Lookup by key, key can be (almost) anything hashable.

user = {"name": "Alice", "age": 30}
user["name"]                    # "Alice"
user["email"] = "alice@x.com"   # add or overwrite
"age" in user                   # True
user.get("missing", "default")  # safe lookup with fallback
del user["age"]                 # remove

Lookup, insertion, and deletion are all average O(1) thanks to hashing. The catch: order isn't guaranteed in older language versions (Python ≥3.7 keeps insertion order; Go does NOT).

Sets

Like a dict where you only care about the keys. Use when you need fast "is this in the collection?" checks or want to dedupe.

seen = set()
for x in stream:
    if x in seen:
        continue
    seen.add(x)
    process(x)

Membership is O(1) average.
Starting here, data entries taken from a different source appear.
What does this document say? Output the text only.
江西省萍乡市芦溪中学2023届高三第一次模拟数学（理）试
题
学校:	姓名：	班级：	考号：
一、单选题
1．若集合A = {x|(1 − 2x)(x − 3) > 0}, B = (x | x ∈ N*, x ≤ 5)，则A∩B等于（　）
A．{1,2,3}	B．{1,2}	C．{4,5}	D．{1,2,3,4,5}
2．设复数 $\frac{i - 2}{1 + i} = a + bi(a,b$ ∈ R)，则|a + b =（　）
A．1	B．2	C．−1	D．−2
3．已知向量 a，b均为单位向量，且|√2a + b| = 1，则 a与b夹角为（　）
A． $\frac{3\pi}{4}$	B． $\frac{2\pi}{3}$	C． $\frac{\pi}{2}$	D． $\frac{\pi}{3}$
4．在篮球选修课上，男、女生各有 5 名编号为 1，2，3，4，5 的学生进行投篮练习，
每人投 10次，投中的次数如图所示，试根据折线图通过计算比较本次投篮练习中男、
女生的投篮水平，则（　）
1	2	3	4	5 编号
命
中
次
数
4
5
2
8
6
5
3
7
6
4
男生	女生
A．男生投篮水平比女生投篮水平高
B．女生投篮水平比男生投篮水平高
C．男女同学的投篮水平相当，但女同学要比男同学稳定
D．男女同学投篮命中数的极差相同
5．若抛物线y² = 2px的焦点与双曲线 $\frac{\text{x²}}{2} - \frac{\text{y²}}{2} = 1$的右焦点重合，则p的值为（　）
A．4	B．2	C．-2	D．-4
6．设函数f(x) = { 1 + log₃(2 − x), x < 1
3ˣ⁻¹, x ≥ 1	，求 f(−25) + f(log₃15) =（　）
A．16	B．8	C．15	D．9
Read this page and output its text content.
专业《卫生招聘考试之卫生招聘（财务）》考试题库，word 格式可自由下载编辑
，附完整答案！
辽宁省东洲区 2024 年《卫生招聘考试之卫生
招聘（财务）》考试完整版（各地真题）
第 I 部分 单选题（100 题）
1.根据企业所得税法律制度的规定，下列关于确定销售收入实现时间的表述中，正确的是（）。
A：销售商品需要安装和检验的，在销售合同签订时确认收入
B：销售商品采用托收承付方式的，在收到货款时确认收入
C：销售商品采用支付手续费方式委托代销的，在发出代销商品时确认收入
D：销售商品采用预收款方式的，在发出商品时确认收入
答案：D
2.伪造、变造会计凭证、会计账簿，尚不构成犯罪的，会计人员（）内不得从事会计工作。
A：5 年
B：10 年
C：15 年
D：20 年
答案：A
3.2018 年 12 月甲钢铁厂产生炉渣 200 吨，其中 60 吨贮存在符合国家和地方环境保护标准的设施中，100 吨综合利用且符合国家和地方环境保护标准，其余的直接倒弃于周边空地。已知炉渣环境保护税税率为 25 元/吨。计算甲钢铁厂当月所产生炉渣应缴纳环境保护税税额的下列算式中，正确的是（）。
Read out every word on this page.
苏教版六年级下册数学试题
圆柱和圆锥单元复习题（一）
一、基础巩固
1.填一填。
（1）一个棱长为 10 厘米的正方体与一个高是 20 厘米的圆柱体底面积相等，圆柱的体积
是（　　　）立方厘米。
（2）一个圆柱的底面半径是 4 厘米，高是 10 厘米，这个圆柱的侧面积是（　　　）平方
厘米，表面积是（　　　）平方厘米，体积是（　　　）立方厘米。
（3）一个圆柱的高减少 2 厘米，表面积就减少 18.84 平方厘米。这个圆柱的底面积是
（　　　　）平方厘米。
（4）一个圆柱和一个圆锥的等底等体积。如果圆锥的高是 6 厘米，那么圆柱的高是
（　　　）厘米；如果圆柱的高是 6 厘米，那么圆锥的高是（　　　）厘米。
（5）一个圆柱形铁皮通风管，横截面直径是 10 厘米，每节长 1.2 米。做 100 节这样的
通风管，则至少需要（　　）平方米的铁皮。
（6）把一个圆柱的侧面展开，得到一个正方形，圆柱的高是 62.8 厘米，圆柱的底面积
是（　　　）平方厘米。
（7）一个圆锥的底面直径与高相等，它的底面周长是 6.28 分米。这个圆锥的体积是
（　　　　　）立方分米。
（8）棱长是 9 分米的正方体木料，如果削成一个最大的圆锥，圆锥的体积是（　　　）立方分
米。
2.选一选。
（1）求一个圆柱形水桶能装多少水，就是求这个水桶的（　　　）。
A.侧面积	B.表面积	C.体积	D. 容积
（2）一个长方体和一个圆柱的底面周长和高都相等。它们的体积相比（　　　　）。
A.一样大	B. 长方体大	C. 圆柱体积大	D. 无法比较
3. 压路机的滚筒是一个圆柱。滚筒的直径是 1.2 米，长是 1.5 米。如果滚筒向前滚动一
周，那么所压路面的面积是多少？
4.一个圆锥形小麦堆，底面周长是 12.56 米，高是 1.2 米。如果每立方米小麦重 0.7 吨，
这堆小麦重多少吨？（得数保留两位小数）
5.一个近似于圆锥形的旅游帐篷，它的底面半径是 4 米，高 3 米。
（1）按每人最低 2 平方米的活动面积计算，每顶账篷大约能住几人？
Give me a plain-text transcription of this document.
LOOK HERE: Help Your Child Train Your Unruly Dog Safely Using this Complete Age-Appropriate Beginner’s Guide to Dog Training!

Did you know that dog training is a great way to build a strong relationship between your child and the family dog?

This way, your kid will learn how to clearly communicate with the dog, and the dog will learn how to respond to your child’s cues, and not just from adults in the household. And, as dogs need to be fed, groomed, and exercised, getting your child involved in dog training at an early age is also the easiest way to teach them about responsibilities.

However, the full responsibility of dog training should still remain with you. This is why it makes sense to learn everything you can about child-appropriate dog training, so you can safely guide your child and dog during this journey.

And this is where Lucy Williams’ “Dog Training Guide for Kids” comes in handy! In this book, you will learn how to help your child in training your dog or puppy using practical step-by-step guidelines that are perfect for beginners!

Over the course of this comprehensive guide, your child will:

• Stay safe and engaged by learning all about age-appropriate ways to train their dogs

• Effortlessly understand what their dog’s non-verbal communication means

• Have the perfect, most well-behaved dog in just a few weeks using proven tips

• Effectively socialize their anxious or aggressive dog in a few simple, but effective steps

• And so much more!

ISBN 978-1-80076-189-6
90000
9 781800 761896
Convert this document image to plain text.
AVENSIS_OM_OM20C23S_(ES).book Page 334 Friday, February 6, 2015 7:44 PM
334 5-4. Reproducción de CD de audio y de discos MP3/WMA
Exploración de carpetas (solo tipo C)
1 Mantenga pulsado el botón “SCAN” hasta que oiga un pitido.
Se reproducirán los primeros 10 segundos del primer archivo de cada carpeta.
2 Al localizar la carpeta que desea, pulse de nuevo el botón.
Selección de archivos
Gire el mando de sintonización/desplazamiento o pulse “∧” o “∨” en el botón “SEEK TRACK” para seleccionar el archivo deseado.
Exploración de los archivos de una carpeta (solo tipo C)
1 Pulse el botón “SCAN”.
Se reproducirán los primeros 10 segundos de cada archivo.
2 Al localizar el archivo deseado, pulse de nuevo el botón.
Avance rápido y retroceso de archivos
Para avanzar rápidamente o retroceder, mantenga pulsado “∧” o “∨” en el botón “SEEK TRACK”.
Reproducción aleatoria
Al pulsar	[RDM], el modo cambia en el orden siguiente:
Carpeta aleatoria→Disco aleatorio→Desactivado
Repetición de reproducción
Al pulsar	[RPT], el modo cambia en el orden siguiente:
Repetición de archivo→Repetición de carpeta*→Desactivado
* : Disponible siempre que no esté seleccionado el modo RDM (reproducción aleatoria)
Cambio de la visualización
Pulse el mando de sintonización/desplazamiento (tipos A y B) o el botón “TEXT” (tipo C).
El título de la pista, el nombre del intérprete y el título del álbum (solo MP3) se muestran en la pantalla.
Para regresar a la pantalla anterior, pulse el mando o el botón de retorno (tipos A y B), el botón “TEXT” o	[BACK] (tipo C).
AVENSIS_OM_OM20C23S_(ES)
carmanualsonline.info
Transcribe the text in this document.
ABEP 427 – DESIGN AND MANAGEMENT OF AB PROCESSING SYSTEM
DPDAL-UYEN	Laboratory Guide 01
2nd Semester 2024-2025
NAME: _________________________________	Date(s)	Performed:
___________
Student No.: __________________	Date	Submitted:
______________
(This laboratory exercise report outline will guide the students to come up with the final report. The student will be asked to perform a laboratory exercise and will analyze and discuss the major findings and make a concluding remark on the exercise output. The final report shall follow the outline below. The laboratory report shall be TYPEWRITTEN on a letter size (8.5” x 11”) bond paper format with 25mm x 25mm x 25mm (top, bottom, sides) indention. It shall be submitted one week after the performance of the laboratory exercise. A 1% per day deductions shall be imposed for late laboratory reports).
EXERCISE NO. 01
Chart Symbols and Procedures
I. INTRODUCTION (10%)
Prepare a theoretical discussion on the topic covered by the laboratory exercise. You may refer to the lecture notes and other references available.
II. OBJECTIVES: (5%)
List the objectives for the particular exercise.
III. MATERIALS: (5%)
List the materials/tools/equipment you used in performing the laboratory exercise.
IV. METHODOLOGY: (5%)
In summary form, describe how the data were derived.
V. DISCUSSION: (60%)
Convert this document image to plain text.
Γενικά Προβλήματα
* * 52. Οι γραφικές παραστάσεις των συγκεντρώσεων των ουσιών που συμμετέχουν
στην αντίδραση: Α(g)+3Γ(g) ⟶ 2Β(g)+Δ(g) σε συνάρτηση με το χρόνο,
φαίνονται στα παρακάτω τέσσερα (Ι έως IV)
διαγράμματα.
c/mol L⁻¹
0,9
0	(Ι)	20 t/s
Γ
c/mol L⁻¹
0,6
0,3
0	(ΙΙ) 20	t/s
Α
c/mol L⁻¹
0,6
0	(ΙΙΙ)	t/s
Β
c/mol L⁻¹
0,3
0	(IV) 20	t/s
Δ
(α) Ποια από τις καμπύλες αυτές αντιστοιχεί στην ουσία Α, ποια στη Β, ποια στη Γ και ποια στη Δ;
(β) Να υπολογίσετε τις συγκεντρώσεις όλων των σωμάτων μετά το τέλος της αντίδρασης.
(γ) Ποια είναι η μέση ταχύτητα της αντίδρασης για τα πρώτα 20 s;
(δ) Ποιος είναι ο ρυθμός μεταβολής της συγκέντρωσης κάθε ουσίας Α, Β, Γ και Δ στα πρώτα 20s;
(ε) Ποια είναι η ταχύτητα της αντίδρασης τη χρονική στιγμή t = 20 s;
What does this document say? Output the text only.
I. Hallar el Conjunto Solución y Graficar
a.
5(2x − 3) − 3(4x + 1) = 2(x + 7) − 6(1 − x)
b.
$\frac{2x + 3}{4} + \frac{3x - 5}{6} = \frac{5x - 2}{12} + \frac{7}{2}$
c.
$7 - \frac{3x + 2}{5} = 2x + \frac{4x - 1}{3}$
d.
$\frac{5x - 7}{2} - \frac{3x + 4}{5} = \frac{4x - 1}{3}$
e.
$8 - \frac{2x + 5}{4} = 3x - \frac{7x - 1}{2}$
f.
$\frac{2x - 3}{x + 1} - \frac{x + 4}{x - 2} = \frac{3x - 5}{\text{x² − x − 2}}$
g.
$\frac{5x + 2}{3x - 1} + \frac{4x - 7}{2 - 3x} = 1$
Beats if x in some_list (O(n)) for any meaningful collection size.

Tuples

Fixed-size, ordered, immutable. Use when you have a small handful of related values that don't deserve a class:

def divmod(a, b):
    return a // b, a % b           # tuple

origin = (0, 0)
x, y = origin                      # destructure

In statically-typed languages, tuples are usually heterogeneous: Tuple<int, string> is fine; a List<int> is not.

Iterating

Every collection supports iteration:

for x in xs: ...                   # list
for k, v in user.items(): ...      # dict
for x in seen: ...                 # set

A list comprehension builds a new list from another iterable in one expression:

squares = [x * x for x in range(10)]
evens = [x for x in xs if x % 2 == 0]

JavaScript spells it differently with .map() / .filter():

const squares = Array.from({length: 10}, (_, x) => x * x);
const evens = xs.filter(x => x % 2 === 0);

Choosing the right shape

Three rules of thumb:

  1. Need lookup by integer position? List.
  2. Need lookup by key? Dict.
  3. Need fast membership / dedup? Set.

If you're doing if x in some_list repeatedly inside a loop, you've probably built a hidden O(n²). Convert to a set first.

Mutation gotchas

In most languages, lists, dicts, and sets are passed by reference. Mutating one inside a function affects the caller:

def add_admin(users):
    users.append("admin")          # mutates the caller's list

xs = ["alice", "bob"]
add_admin(xs)
xs                                 # ["alice", "bob", "admin"] — surprising!

If you want a fresh copy, ask explicitly: users.copy() or list(users). Tuples and strings are immutable, so this isn't an issue for them.